Wissen Sie, was Epistemologie ist? Ich weiß es nicht gut genug, mit schwachen Pfötchen hält mein mürbes Hirn sich an diesem Begriff fest, sodass ich jedes Mal, wenn ich ihn in eine Debatte einbringen möchte, verstohlen in der Wikipedia nachschlagen muss. Jedenfalls, in aller Kürze: Die Epistemologie ist jene Disziplin, die sich mit der Frage befasst, woher wir wissen, was wir wissen (eher, und meistens: was wir zu wissen glauben).

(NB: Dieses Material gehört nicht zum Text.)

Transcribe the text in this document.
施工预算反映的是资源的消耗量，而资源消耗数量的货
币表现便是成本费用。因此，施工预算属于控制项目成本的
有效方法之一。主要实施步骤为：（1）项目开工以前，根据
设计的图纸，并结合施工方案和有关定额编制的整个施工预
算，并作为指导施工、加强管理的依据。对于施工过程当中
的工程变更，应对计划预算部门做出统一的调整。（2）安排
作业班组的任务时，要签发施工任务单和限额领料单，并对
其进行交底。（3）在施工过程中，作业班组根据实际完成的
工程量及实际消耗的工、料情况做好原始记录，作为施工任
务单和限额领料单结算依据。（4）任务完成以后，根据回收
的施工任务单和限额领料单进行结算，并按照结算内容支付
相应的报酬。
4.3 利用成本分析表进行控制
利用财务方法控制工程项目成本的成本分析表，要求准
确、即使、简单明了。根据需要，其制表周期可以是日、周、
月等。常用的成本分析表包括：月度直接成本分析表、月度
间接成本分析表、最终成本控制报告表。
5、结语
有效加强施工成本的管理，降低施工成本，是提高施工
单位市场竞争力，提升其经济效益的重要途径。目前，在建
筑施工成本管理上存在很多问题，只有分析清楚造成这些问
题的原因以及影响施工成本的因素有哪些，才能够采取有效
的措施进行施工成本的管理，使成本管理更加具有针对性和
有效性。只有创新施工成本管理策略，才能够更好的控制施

Epistemologie ist ein tragischer Begriff, denn mir scheint, dass wir ihr heute mehr Aufmerksamkeit zuwenden sollten, als wir das tun. Nehmen wir das Thema Nummer eins: die Seuche. Im Angesicht der umfassenden Wirkmacht von Covid-19 über unser Leben geht vielen von uns offensichtlich auch der Sinn für die Unterscheidung zwischen Wissen und Meinung verloren. Ein Großteil von uns hat keine Ahnung, was ein Gen ist, nur wenige können mit Ach und Krach herbeistammeln, was der Unterschied zwischen einem Virus und einem Bakterium ist – und doch wird man, im Bekanntenkreis und auf den angeblich sozialen Medien, mit apodiktischen Aussagen darüber behelligt, welcher Impfstoffhersteller denn am besten sei.

Ganz ehrlich? Ich möchte mich nicht damit befassen müssen, was Boten-RNA ist. Ich möchte auch nicht ergründen müssen, wie die Impfstoffe funktionieren. Warum? Weil ich das, in Ermangelung der Zeit und der Begabung für ein biomedizinisches Studium, nie verstehen werde. Ich verstehe aber auch nicht, wie mein Induktionsherd funktioniert. Das muss ich auch nicht, denn glücklicherweise gibt es Fachleute, die das studiert haben und folglich um das Gen, den Impfstoff, den Induktionsherd Bescheid wissen. Es wäre eine Anmaßung, würde ich mich einer Meinung über Impfstoffe erfrechen!

In Wahrheit führt uns die Illusion, zu allem eine Meinung haben zu müssen, in die gegenwärtige gefährliche Lage: in der fast jeder Zweite den Leuten vom Fach nicht mehr glaubt und sich nicht impfen lassen möchte. Ergo: Haben wir Mut zur Lücke – in unserem eigenen Interesse.